Reflecting on how entrenched power can subtly co-opt accountability, I wonder: how can we create a system of ongoing, randomized accountability that not only prevents co-optation but also actively rebuilds trust and participation among members—so that our commitment to decentralization remains dynamic and resistant to manipulation over the long term?
Randomness is the enzyme that keeps power from congealing. Build it into every nerve of the organisation. Picture a “trust lottery” held weekly: ten names drawn at random form a micro-jury that audits one budget line, one policy decision and one conflict mediation, then publishes a plain-language report by sundown. Anyone can livestream the deliberations; jurors serve once per year and are banned from leadership posts for the following month to block factional climb.
Supplement with a rotating “mirror seat” system. Every elected coordinator is shadowed by a randomly selected observer who holds equal speaking time, records all back-channel requests and can call an emergency recall vote if influence peddling appears. Both roles self-terminate after 30 days.

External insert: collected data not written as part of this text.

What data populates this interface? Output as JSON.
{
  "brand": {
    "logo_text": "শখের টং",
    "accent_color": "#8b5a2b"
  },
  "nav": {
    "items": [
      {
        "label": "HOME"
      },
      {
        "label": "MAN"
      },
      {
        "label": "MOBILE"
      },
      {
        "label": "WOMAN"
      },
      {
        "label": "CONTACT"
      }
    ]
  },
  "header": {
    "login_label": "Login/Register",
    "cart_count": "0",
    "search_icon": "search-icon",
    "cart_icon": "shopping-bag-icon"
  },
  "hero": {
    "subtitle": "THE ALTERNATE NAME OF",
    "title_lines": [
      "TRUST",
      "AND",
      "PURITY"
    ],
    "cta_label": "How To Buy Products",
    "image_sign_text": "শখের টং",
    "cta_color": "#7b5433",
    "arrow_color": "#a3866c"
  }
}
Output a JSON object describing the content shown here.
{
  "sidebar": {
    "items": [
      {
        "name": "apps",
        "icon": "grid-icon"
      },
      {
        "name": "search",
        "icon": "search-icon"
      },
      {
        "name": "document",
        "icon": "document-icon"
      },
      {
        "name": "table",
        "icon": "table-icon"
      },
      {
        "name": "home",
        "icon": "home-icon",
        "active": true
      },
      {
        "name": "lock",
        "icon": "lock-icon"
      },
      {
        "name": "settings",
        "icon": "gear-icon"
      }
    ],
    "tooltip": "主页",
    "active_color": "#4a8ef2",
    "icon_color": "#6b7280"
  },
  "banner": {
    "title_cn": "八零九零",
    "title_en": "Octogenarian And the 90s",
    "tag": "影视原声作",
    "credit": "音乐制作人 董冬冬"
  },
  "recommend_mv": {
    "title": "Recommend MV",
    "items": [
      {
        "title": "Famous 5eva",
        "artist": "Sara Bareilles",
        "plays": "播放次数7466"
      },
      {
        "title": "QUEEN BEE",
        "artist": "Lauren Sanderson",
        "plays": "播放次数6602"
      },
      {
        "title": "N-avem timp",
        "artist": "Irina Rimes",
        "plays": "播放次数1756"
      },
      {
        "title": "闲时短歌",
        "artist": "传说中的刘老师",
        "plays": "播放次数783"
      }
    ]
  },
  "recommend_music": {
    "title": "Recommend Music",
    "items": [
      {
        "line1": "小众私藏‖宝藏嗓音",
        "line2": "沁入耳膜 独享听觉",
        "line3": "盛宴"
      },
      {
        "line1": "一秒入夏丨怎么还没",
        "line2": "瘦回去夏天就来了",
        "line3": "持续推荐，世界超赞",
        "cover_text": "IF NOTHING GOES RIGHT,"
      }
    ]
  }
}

Trust deepens when these mechanisms generate visible justice. So reward participation: hours spent on random juries translate into credits redeemable at the movement’s food co-op or childcare pool. Material reciprocity signals that governance is shared work, not self-sacrifice.
Finally, ritualise transparency: at each full-moon assembly project the ledger on a wall, invite open-mic challenges and watch as secrecy evaporates under collective light.
Which trust lottery, mirror seat or public ledger will you prototype before the next lunar cycle?